I mean, we do not need all relations to be anti-commuting. I can take 2 of them to be anti-commuting but the third one i.e. relation between creation and annihilation operator to be commuting and still maintain the Pauli's exclusion

Answer 1

Suppose operators $a$ and $a^\dagger$ satisfy $$\left\{ a,a\right\} =0\mbox{ and }\left[a,a^\dagger\right]=1.$$

Therefore $a^{2}=0$ and $aa^\dagger=a^\dagger a+1$.

Now consider $aaa^\dagger$: $$0=aaa^\dagger =a\left(a^\dagger a+1\right)=aa^\dagger a+a=a^\dagger aa+2a=2a.$$

So we get $a=0$.

Answer 2

We need it because we want the "occupied" state to have $n_\lambda=1$; I will omit the $\lambda$ argument everywhere.

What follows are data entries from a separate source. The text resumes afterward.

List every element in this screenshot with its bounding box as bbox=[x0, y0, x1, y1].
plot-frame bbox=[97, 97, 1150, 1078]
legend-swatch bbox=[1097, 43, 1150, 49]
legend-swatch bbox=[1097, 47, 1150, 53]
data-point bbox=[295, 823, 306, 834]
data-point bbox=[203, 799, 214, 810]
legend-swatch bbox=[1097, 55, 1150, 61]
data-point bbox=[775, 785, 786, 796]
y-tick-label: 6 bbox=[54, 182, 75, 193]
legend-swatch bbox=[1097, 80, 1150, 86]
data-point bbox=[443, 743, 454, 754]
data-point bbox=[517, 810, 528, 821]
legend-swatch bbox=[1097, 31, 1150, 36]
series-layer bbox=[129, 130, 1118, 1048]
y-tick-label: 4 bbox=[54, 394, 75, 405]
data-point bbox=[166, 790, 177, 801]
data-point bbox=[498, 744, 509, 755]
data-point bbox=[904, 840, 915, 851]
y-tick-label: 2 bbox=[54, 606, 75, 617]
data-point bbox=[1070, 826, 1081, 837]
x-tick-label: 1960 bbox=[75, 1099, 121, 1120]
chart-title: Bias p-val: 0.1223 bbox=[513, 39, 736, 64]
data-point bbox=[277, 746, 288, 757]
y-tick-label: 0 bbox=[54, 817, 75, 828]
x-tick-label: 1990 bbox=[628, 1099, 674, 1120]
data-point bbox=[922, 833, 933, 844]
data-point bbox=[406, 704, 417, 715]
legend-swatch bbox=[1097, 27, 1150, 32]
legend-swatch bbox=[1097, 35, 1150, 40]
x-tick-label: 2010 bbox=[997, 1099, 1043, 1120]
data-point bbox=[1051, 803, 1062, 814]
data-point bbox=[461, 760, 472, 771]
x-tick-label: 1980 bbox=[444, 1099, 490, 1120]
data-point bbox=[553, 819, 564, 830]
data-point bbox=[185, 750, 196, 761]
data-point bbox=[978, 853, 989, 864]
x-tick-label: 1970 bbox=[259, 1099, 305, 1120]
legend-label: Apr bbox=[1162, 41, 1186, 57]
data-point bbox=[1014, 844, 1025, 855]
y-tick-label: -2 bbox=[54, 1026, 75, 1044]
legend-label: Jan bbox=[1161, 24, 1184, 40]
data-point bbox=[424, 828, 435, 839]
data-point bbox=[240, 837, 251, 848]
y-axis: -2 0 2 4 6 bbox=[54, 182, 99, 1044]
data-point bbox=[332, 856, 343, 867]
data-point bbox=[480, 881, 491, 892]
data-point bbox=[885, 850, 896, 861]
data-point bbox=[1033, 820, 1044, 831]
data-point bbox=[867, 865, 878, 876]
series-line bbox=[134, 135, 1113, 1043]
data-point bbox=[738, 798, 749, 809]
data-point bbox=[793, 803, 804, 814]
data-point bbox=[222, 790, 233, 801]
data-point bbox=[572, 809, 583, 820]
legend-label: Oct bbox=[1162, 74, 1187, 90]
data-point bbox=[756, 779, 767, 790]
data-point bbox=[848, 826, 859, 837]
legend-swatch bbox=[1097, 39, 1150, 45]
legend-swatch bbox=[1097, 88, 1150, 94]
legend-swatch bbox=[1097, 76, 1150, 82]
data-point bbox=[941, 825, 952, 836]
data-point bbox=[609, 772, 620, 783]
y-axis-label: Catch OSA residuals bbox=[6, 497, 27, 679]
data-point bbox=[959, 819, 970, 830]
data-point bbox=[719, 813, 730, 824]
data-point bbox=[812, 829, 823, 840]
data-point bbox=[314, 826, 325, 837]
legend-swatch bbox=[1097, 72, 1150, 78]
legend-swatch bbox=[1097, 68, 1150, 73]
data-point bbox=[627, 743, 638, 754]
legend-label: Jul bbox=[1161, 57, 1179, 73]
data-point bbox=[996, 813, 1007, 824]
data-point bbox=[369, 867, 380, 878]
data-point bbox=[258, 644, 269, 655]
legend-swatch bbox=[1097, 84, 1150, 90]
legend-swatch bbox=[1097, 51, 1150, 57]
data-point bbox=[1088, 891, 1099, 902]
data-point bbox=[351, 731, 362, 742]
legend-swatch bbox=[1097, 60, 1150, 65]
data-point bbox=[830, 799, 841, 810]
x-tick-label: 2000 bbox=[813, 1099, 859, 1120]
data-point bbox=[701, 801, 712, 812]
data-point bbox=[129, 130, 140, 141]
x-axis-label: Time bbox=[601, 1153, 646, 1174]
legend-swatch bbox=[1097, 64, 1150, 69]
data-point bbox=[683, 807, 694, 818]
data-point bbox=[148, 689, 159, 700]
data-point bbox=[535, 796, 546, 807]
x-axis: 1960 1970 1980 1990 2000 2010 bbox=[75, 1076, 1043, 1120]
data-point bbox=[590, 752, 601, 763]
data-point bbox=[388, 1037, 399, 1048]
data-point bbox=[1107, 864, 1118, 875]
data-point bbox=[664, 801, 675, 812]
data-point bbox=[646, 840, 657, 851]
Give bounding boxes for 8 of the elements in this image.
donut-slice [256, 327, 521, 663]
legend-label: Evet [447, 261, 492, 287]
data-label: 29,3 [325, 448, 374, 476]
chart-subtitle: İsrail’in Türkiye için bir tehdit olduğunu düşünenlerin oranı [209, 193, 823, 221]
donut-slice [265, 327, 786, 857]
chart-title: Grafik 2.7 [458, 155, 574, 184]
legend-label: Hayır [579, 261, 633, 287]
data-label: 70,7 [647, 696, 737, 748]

In other words, we need $$ n a^\dagger |0\rangle \equiv a^\dagger a a^\dagger |0\rangle = 1\cdot a^\dagger $$ But the left hand side has the operator that is $$a^\dagger a a^\dagger |0\rangle = a^\dagger ([a,a^\dagger]_+ - a^\dagger a) = a^\dagger [a,a^\dagger]_+ $$ where the last term was dropped in the last term because $(a^\dagger)^2=0$. So we demand $$a^\dagger[a,a^\dagger]_+ |0\rangle = a^\dagger|0\rangle.$$ In combination with your other conditions, this is only possible if the anticommutator is one – we may "cancel" the $|0\rangle$ ket vector because a similar condition may be derived for $|1\rangle$ as the ket vector.

Answer 3

You are obviously wrong.

When you have operators with anti-commutation relations, you have :

$${a^+}_\lambda {a^+}_{\lambda'} + {a^+}_{\lambda'} {a^+}_{\lambda} = 0 \tag{1}$$

Taking $\lambda = \lambda'$, you get :

$${a^+}_\lambda {a^+}_{\lambda} = 0 \tag{2}$$

If you have operators with commutation relations, you have :

$${a^+}_\lambda {a^+}_{\lambda'} - {a^+}_{\lambda'} {a^+}_{\lambda} = 0 \tag{3}$$

Taking $\lambda = \lambda'$, you get :

$${a^+}_\lambda {a^+}_{\lambda} - {a^+}_{\lambda} {a^+}_{\lambda} = 0 \tag{4}$$ which is a trivial equation ($x=x$)

So, it is not true, with commutation relations, that you have : ${a^+}_\lambda {a^+}_{\lambda} = 0$, so your equation $n_\lambda ^2=n_\lambda$ is obviously false for operators with commutations relations.